Creamy Enchilada Dip

published by starrleena magic on Mar 18, 2011

Makes two c.

Nutritional facts per (1/4 c.) serving: 100 cal.; six g. fat; three g. pro.; eight g. carbs.; one g. fiber; 270 mg. sodium.

8 mild, dried red chiles (about 2 oz.), seeded & deveined

2 tbsp. canola oil

1 lg. yellow onion, halved & thinly sliced

2 garlic cloves, minced

1 1/2 c. reduced-sodium chicken or vegetable broth

1 tsp. dried oregano

1 tsp. ground cumin

1/2 tsp. salt

1/2 c. sour cream

1 tbsp. honey

1.  Break chiles into lg. pcs.; toast in lg., dry skillet over med. heat, stirring constantly, til fragrant, about 2 min.  Transfer to plate.

2.  Add oil to pan.  Reduce heat to med.-low & add onion.  Cook, stirring occasionally, til golden, about 10 min.
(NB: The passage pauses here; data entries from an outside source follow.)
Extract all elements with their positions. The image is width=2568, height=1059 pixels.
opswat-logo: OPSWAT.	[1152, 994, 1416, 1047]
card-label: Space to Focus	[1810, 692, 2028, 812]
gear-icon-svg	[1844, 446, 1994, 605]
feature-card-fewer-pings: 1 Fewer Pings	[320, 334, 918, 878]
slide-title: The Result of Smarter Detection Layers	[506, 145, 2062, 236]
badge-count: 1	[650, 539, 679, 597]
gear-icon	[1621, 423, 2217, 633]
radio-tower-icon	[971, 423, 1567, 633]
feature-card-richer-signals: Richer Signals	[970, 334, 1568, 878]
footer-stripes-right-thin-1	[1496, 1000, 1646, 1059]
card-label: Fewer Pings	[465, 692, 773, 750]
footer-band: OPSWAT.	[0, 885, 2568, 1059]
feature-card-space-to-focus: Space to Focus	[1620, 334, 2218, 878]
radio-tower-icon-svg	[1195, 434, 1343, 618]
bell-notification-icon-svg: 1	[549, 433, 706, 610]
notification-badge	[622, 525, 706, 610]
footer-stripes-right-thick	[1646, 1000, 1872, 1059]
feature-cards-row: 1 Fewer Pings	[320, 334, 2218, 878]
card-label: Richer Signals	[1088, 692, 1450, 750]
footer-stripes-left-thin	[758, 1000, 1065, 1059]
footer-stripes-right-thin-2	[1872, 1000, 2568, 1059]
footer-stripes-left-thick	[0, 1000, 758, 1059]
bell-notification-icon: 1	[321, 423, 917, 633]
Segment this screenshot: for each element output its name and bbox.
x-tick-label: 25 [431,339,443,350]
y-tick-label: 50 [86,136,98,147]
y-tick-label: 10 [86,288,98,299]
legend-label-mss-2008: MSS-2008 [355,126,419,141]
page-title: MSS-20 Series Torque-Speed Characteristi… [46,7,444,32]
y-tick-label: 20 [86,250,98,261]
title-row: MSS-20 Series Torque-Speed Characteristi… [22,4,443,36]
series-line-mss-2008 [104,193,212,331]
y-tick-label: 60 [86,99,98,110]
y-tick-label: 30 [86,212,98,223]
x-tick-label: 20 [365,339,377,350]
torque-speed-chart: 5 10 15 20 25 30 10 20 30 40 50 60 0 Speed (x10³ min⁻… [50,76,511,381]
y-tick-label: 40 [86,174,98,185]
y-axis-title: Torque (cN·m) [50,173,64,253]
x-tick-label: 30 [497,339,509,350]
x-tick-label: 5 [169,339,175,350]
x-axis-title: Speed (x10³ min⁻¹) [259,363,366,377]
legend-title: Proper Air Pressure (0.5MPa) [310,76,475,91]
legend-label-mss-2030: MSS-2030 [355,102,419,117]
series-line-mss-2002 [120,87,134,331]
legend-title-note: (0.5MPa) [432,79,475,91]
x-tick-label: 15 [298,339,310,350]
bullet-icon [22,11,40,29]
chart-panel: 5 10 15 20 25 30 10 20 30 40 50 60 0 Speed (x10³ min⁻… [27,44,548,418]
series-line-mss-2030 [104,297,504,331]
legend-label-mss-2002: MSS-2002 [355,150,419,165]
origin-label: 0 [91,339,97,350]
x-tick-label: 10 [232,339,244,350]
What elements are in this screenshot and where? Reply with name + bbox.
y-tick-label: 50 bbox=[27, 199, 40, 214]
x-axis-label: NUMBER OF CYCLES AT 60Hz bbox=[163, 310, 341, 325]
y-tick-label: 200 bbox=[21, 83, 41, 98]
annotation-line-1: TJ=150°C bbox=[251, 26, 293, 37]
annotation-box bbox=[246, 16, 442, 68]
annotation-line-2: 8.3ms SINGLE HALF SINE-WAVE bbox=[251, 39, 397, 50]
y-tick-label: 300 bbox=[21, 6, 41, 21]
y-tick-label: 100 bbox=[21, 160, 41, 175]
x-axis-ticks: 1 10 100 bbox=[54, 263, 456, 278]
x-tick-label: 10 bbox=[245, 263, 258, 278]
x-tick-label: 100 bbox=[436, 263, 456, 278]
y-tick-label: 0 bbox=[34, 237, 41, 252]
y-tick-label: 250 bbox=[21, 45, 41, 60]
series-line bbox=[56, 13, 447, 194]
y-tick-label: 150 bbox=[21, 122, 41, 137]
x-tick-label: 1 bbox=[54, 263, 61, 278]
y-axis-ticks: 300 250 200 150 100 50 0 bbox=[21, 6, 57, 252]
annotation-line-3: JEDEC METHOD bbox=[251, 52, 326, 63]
3.  Add garlic; cook 20 sec.  Add broth & scrape pan to loosen browned bits.

4.  Stir in chiles, oregano, cumin & salt; bring to simmer.  Cover, reduce heat & cook til chiles are very soft, about 15 min.  Remove from heat & let cool 15 min.

5.  Pour mixture into blender; process til smooth.  Scrape into bowl & refrigerate.  When cool, cover w/ plastic wrap.

6.  Just before serving, add sour cream & honey & stir w/ whisk.